NYPD ‘Livid’ Over Proposed Reforms That Include Consent For Searches, Punishing Use Of Chokeholds

A handful of proposed reforms to the New York City Police Department (NYPD) has the police officers’ union seeing red, the New York Post is reporting.

Those measures before the City Council include provisions that officers get a suspect’s consent before searching their person, home, or vehicle without probable cause or a warrant (a requirement already established by the Fourth Amendment of the Constitution); imprisonment for officers who use illegal chokeholds such as the one that contributed to the death of Eric Garner; and a requirement that officers give out the number of the Civilian Complaint Review Board (CCRB) at every arrest.

Patrick Lynch, president of the Patrolmen’s Benevolent Association (PBA) — that is, the NYPD police officers’ union — is not impressed.

“These pieces of legislation have been proposed by individuals who have neither the expertise nor the experience to establish policy in the dangerous business of fighting crime. Policing policies must be left to the police management who understand the intricacies and difficulties of complex legal issues and the appropriate use of crime-fighting tactics.”

But to the American Civil Liberties Union (ACLU), the proposed NYPD police reforms are merely common sense. In a statement made available via Russia Today, the ACLU called on the city council to pass the proposed reforms.

“Too often, New Yorkers are subjected to police encounters in which they are provided no information about the person stopping them or the basis for the interaction.
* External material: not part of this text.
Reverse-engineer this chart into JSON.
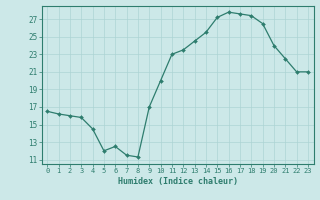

New Yorkers have often misunderstood the extent of their privacy rights during a consensual search, and police officers exploit that misunderstanding.”

Other proposed NYPD reform measures before the city council include the following.

  • A measure requiring the NYPD to report the precincts of the cops with the most CCRB complaints against them.
  • A measure allowing “injurious physical force” only when absolutely necessary, and only a “proportionate amount” of such force.
  • A task force to study a possible body camera program.

Councilman Rory Lancman, who has sponsored three of the proposed police reform measures, is clear that the timing of the proposed reforms is important.

“[These proposed reform measures have] everything to do with the fact that we are fast approaching the one-year anniversary of Eric Garner’s death and the public rightly wants to know what we have done to make things better.”